• La cyber dépendance :

    Quand l'ordinateur occupe de plus en plus de place dans la vie, il peut devenir un véritable objet d'addiction. Omniprésent, il entraîne de nombreux comportements compulsifs irrépressibles. Le cyberdépendant vérifie sa boîte à message toutes les 10 minutes, il consulte et re-consulte inlassablement les mêmes sites Internet ou passe d'innombrables heures à jouer en réseau. Même en vacances, il ne peut pas se séparer de son objet transitionnel et lemporte partout avec lui.

    La cyberdépendance est une forme de toxicomanie moderne. Lorsque l’on reste scotché irraisonnablement à son écran, il arrive même que l’on en oublie de manger et qu’une perte de poids importante en soit la conséquence. Toxique pour la santé quand la consommation du clavier devient incontrôlable, elle nous fait perdre notre énergie.
    Véritable aspirateur de vie sociale, la cyberdépendance nous isole des autres, exactement, comme opèrent de manière lancinantes, toutes les autres drogues. Englouti dans l’univers virtuel, le cyberdépendant perd le contact avec les autres du monde « réel ».  Le désinvestissement par rapport à ses engagements familiaux engendre donc même parfois des séparations dans les couples et des drames familiaux. Oui, la cyberdépendance appauvrit la vie affective, relationnelle et même intellectuelle.

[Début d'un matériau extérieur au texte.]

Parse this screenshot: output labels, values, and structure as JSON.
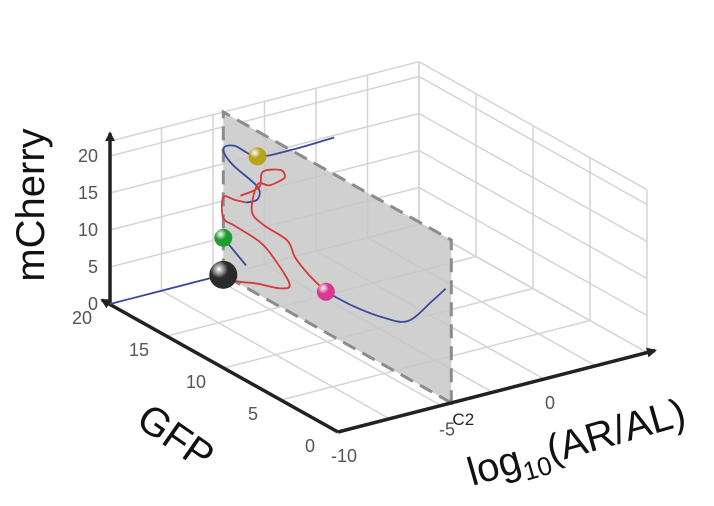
{
  "chart_data": {
    "type": "line",
    "projection": "3d",
    "axes": {
      "x": {
        "label_base": "log",
        "label_sub": "10",
        "label_rest": "(AR/AL)",
        "range": [
          -10,
          5
        ],
        "ticks": [
          -10,
          -5,
          0
        ]
      },
      "y": {
        "label": "GFP",
        "range": [
          0,
          20
        ],
        "ticks": [
          0,
          5,
          10,
          15,
          20
        ]
      },
      "z": {
        "label": "mCherry",
        "range": [
          0,
          22
        ],
        "ticks": [
          0,
          5,
          10,
          15,
          20
        ]
      }
    },
    "grid": true,
    "colors": {
      "stable": "#3a4a9a",
      "unstable": "#d63a3a",
      "plane": "#c8c8c8"
    },
    "plane": {
      "x": -4.5,
      "label": "C2"
    },
    "series": [
      {
        "style": "stable",
        "points": [
          [
            -10,
            20,
            0
          ],
          [
            -6,
            20,
            0
          ],
          [
            -5,
            20,
            0
          ]
        ]
      },
      {
        "style": "stable",
        "points": [
          [
            -4.5,
            0.5,
            15
          ],
          [
            -3.5,
            3.5,
            10
          ],
          [
            -3.3,
            6,
            5
          ],
          [
            -3.5,
            8,
            4
          ],
          [
            -4,
            9.5,
            4.5
          ],
          [
            -4.5,
            11,
            5.5
          ]
        ]
      },
      {
        "style": "stable",
        "points": [
          [
            -4.5,
            20,
            5
          ],
          [
            -4.5,
            18,
            3
          ]
        ]
      },
      {
        "style": "stable",
        "points": [
          [
            -4.5,
            18,
            11.5
          ],
          [
            -4.5,
            17,
            12.8
          ],
          [
            -4.5,
            17,
            14.5
          ],
          [
            -4.5,
            19.2,
            15.6
          ],
          [
            -4.5,
            20,
            17
          ],
          [
            -4.5,
            19,
            18.3
          ],
          [
            -4.5,
            17,
            18.6
          ],
          [
            -3,
            16.6,
            18.8
          ],
          [
            -1,
            16.6,
            19
          ]
        ]
      },
      {
        "style": "unstable",
        "points": [
          [
            -5,
            20,
            0
          ],
          [
            -4.6,
            18.3,
            0.6
          ],
          [
            -4.5,
            17,
            1.4
          ],
          [
            -4.5,
            15,
            2.5
          ],
          [
            -4.6,
            14,
            4
          ],
          [
            -4.5,
            15.5,
            6
          ],
          [
            -4.4,
            17,
            7
          ],
          [
            -4.5,
            19,
            7.5
          ],
          [
            -4.5,
            20,
            7.7
          ],
          [
            -4.5,
            20,
            10.5
          ],
          [
            -4.5,
            19,
            11
          ],
          [
            -4.5,
            18,
            11.5
          ]
        ]
      },
      {
        "style": "unstable",
        "points": [
          [
            -4.5,
            11,
            5.5
          ],
          [
            -4.5,
            12.5,
            6.5
          ],
          [
            -4.6,
            13.5,
            8
          ],
          [
            -4.5,
            14.4,
            9.5
          ],
          [
            -4.5,
            16.5,
            9.8
          ],
          [
            -4.5,
            17.5,
            10.8
          ],
          [
            -4.5,
            17,
            14.8
          ],
          [
            -4.6,
            15.8,
            15.8
          ],
          [
            -4.5,
            14.8,
            17.4
          ],
          [
            -4.5,
            14.6,
            18.1
          ],
          [
            -4.5,
            15,
            18.5
          ],
          [
            -4.8,
            16,
            17.6
          ],
          [
            -4.7,
            16.5,
            15
          ],
          [
            -4.5,
            18.5,
            12
          ]
        ]
      }
    ],
    "markers": [
      {
        "point": [
          -4.5,
          20,
          0
        ],
        "color": "#2b2b2b",
        "size": 14
      },
      {
        "point": [
          -4.5,
          20,
          5
        ],
        "color": "#1f9e2f",
        "size": 9
      },
      {
        "point": [
          -4.5,
          11,
          5.5
        ],
        "color": "#d6398e",
        "size": 9
      },
      {
        "point": [
          -4.5,
          17,
          18.6
        ],
        "color": "#b5a418",
        "size": 9
      }
    ]
  }
}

    À partir de quand, à partir de combien d'heures de jeu par jour ou par semaine peut on parler d'abus et de consommation excessive ?
    La frontière entre le normal et le pathologique est bien évidemment difficile à fixer. Certaines personnes sont davantage « reliées » à leur ordinateur pour des raisons professionnelles évidentes mais n’en éprouvent pour autant aucun plaisir particulier.
    Parfois, les excès sont passagers quand on découvre un nouveau jeu vidéo ou que l’on participe à d’intéressants forums sur Internet ; on va alors y consacrer plusieurs soirées entières mais le retour aux autres humains et aux autres activités se feront naturellement. Il ne s’agit pas là d’addictions mais de passions passagères.
    Cependant, passer régulièrement plusieurs heures par jour à jouer, surtout si on le fait seul, est bien sûr inquiétant et certainement excessif. C'est quand il n'y a plus d’échange avec les autres qu'il faut commencer à se poser des questions.

    Dans le cas de la véritable dépendance, la vie s'organise autour du jeu ou du clavier et le fonctionnement social, intellectuel et affectif en est affecté. Dans la plupart des cas, la personne essaie de fuir ou d'exprimer un besoin ou un malaise intérieur. De nombreuses personnes qui ont un problème avec le jeu compulsif, jouent dans le but de fuir des émotions douloureuses. Par exemple, les joueurs dépressifs peuvent ressentir un regain d'énergie ou une libération d'endorphine en jouant.
    Il s'agit essentiellement d'une dépendance psychique qui se traduit par un désir persistant d'aller jouer ou de surfer sur Internet. Il n'y a pas à proprement de parler de dépendance physique qui nécessiterait un sevrage.


  • Commentaires

    1
    lila florence
    Lundi 4 Juin 2012 à 19:34

    c'est vrai que ce phénomène est de plus en plus répandu sans dout à cause de sa médiatisation et de l'essor des jeux vidéos et PC.